If your parents live in NH, and you can buy a car in NH, why don't you just do that? It's much cheaper there and insurance is a ton cheaper. If you have the opportunity to get an NH license, that's great. The longer you keep up the appearance of living in NH, the less money you'll be paying on your car. If you go to anywhere near the NH border in MA, it seems like nearly everyone there has found a way to get an NH license, register their car in NH, and get NH plates. Sometimes I feel like a fool for not having done this.

Not to hijack the thread, but can anyone tell me the disadvantages for getting an NH license, NH insurance and an NH plate if you live in MA? I know that it can screw you if you want to get a parking permit in Boston, Somerville or Cambridge, but aside from this, what are the drawbacks?
posted by shushufindi at 6:48 AM on February 22, 2012


aside from this, what are the drawbacks?

Technically it's illegal. This is unlikely to come up in a routine traffic stop, but if there was some larger issue that involved you having to tell people both where you lived and where your car was garaged insurance-wise you could get in trouble. We have this issue near the border of VT/NH as well. If your insurance company finds out you are paying lower NH rates and you don't actually live in NH they could opt to drop your coverage which would be bad if they found it out as a result of an accident or something. Not saying tons of people don't do it anyhow, but there is a risk associated with it.

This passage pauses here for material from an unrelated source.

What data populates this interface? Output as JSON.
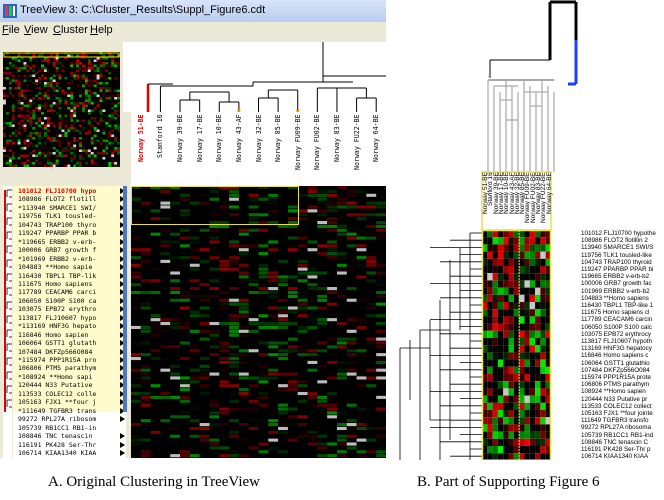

spacefire, I've also had decent luck calling the MA RMV (I know, you would never consider this possible) and asking them some of the RMV questions I had. I had to do a rather complicated transaction with them recently and though they are giant and bureaucratic, I didn't have the same experience as zizzle.
posted by jessamyn at 6:56 AM on February 22, 2012


what are the drawbacks?

There is an anonymous hotline people can call specifically to narc you out for not paying taxes. If your neighbors don't do it, the police will eventually take notice of you. My boyfriend dragged his feet on registering his Illinois car here in Massachusetts, and the one frigging day my car was in the shop and I drove his, I was pulled over and scolded by the local constabulary.